第9話「託宣《たくせん》」微ざまぁ




「お待ち下さい陛下!

 寝室にこんなに大勢で押しかけて来られたので動揺して力が出せなかっただけです。

 少しお時間をいただければ必ず……」


アイリーは父の腕にすがりついた。


「言い訳せずとも良い。

 そなたが聖女の力を失ったことは知っている。

 余はその確認に来たにすぎん」


父は彼女の手を振り払い冷たくそう言い放った。


「それはどういう意味ですか……?」


俺は医者の治療を受けながら父に尋ねた。


「そのままの意味だ。

 朝寝坊のお前らは知らんようだが今朝早く竜神ルーペアトより神託が下った。

 いや、託宣たくせんというよりはこの国の国民に対する絶縁状だな」


神がこの国に絶縁状を送ってきた?


「どういうことですか父上?

 詳しく説明してください!」


医者は俺の治療を終え部屋の隅に戻って行った。


傷口の血は止まったが斬られた腕がズキズキと痛む。


「宰相よ。竜神ルーペアトが全国民に送ったメッセージを、そこにいる馬鹿息子とその嫁に読んで聞かせろ」


「はい、陛下」


宰相が俺の前に来て手に持っていた巻物を広げる。


「陛下の命により、竜神ルーペアト様の神託を読ませていただきます。

『あー、あー。

 この国の民よ、久しぶり〜。

 僕と交流のあった民は二百年以上前に死んじゃったからはじめましてかな?

 君たちが竜神と呼んでいるルーペアトだよ。

 前置きはすっ飛ばして単刀直入に言うね。

 君たちは僕が加護を与えた少女エルマを蔑ろにしてきたね。

 教会は彼女が孤児であることにつけ込み王室に内緒で貴族の治療をさせ、多額の治療費を受け取っていた。

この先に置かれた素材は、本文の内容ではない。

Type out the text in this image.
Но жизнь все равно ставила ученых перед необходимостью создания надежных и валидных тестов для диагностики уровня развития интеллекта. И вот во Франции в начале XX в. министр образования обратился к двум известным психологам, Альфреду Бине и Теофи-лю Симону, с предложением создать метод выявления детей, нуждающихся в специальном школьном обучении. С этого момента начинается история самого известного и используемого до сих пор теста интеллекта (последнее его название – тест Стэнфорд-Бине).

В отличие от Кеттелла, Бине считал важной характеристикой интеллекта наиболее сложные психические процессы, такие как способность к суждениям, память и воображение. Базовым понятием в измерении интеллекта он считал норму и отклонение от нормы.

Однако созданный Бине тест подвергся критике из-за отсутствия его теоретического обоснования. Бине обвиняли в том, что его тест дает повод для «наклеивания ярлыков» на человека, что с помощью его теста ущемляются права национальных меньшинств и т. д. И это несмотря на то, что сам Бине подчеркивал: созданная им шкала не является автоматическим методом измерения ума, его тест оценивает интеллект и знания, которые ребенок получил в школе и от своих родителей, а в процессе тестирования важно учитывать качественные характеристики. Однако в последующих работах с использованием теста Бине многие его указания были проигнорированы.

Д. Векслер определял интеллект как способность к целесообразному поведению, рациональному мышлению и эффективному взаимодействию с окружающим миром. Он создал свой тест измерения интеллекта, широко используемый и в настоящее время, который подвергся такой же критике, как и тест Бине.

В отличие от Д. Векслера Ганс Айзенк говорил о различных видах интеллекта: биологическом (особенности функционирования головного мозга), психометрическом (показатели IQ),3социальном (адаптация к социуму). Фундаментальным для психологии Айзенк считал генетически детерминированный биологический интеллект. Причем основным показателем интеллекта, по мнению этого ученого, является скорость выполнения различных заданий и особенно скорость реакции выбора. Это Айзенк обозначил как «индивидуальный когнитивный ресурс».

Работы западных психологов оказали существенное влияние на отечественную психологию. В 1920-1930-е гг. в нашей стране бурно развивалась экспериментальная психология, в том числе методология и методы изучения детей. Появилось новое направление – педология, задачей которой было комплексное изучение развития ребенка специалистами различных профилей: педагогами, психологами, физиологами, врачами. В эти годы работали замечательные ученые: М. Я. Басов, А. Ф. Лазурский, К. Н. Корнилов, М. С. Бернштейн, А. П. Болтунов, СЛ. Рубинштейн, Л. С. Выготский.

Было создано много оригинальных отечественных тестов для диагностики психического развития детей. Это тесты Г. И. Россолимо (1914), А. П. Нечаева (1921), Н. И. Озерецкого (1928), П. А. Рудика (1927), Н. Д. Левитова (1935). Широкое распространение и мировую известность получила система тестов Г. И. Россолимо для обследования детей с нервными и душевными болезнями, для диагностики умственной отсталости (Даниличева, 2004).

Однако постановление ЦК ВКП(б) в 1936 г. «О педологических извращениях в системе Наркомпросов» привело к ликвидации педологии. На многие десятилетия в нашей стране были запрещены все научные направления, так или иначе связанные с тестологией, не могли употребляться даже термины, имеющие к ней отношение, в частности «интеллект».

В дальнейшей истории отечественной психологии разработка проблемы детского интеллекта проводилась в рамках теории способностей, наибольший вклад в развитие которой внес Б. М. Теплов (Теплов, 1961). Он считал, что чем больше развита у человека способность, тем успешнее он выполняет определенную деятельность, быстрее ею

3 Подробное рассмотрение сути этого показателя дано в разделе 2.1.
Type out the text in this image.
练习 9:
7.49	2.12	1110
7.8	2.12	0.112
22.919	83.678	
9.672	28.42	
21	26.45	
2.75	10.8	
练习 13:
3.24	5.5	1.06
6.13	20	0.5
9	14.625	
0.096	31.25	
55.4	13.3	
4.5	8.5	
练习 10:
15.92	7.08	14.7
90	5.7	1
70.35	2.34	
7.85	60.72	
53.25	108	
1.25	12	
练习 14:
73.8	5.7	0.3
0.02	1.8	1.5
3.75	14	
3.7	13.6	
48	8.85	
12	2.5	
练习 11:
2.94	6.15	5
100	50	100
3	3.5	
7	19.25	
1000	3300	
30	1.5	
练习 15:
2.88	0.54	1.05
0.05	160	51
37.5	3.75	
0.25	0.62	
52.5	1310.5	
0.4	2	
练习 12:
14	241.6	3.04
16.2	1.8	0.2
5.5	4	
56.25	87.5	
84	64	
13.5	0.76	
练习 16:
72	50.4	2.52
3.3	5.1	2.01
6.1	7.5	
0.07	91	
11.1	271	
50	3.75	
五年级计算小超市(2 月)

【孤児であるお前を引き取ってやったのは誰だと思っている。

 お前が治療を断れば孤児院がいくつも潰れお前と同じ身の上の子供たちが路頭に迷うことになるぞ】

と言って彼女を脅してね。

 王族はエルマの力を取り込むために彼女を馬鹿王太子の婚約者にした。

 馬鹿王太子は彼女のための予算で伯爵令嬢に宝石やドレスを買ってプレゼントし、予算が足りなくなったら公費に手を付けその罪を彼女になすりつけた。

 それから王太子の仕事を彼女にやらせていた。

 王室の使用人は【平民の孤児のくせに】と言って彼女を見下し、彼女の部屋を掃除しないし、冷えたご飯を出すし、バスタブには真冬でも水を入れた。

 平民は【平民の出のくせに俺たちの治療をしないケチ聖女】と言って彼女を罵った』」


宰相が読み上げた内容の中には俺の知らないこともあり、エルマが使用人にまで邪険にされていたとを俺はこのとき初めて知った。


俺はあいつのことに興味がなかったから。


「竜神ルーペアト様のお言葉はまだ続きます。

 むしろここからが本題です。

『僕は心優しい彼女に幸せになって欲しかった。

 だから彼女に光魔法を授けた。

 だけどその結果彼女は汚い大人に利用され傷ついただけだった。

 だから僕は彼女から光魔法を取り上げ保護することにしたんだ。

 彼女の代わりに王太子と幼い頃から両思いだった伯爵令嬢に光魔法を授けてね。

 光魔法を失ったエルマはすぐに僕が保護したから、君たちがエルマだと思って接していたのは彼女に化けた僕だよ。

 真冬の水風呂に冷えきった腐りかけのご飯。

 王太子から回された大量の仕事の処理。

 光魔法を失ったことを責める教会の関係者。

 光魔法を失った途端ゴミを見る目を向けてきた国王や大臣たち。

 それからパーティで王太子と伯爵令嬢に冤罪をかけられ、パーティに参加した貴族からは冷ややかな視線を向けられ、一部の貴族からは罵詈雑言を浴びせられた』」


宰相はそこまで読んでふーと大きく息を吐いた。